Globalement, tous ces experts en économie estiment que les chocs externes, notamment la guerre entre la Russie et l’Ukraine, ont provoqué la hausse du dollar et une une baisse des monnaies africaines. Une situation «qui entraine une évaluation disproportionnée des risques en Afrique, engendrant une prime de risque environ trois fois plus élevée que dans les marchés émergents», constate Nadia Alaoui. Pis, «les pays qui manquaient de résilience et dont les marchés financiers étaient peu développés sont poussés à bout, et certains sont même confrontés à des problèmes de solvabilité», souligne Abebe Selassié.

Restructurer la dette

Les taux élevés d’emprunt sont un autre goulot d’étranglement pour les pays africains. «Il est insoutenable d’emprunter sur les marchés financiers à des taux de 9% ou 10%, surtout quand les dépenses se focalisent sur les secteurs sociaux comme l’éducation, et la santé», déplore Anne-Laure Kiechel, fondatrice et directrice générale de Global Sovereign Advisory.

Selon elle, le ratio dette/PIB en Afrique était d’environ 56% en 2022, soit le niveau le plus élevé depuis 2000. Pour Sélassié, «quand la dette n’est pas soutenable, il faut la restructurer.
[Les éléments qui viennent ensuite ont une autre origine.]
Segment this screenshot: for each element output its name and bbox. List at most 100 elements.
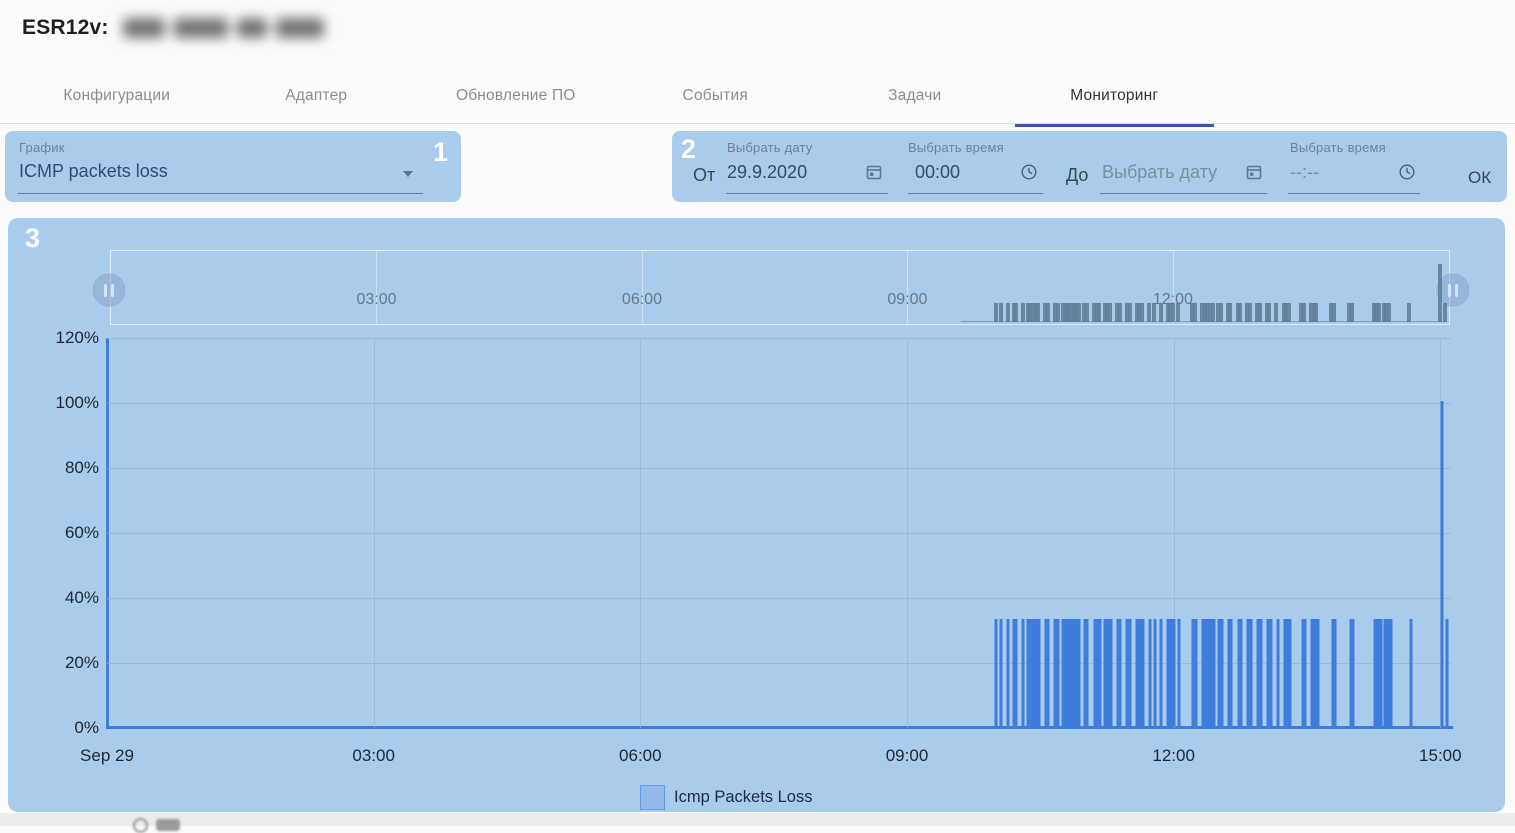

La plupart des pays ont besoin de soutiens internes et externes. C’est un défi de solvabilité et de maintien d’accès aux marché de financement».

Le rôle de la communauté internationale dans l’allégement de la dette africaine a aussi été évoqué par les panélistes. «La communauté internationale a également un rôle à jouer et elle a le devoir d’aider l’Afrique à résoudre cette crise, face à ces chocs sans précédent auxquels nous sommes confrontés», suggère Nadia Alaoui. D’après la ministre, les prochaines Assemblées annuelles de la Banque mondiale et du FMI, prévues en octobre 2023 à Marrakech, seront une belle occasion pour exposer cette doléance.

«Nous avons joué et continuerons à jouer un rôle important dans ce sens», rassure Sélassié. Le directeur du département Afrique du FMI a d’ailleurs révélé durant ce panel que la Zambie est sur le point de conclure un prêt de 188 millions de dollars avec le FMI. «Les discussions sont extrêmement actives et nous avons bon espoir de finaliser cet accord dans les prochaines semaines», déclare-t-il.

Rappelons que ce pays d’Afrique australe avait annoncé en 2020, en plein Covid-19, un défaut de paiement de sa dette extérieure qui s’élevait à 17 milliards de dollars à l’époque.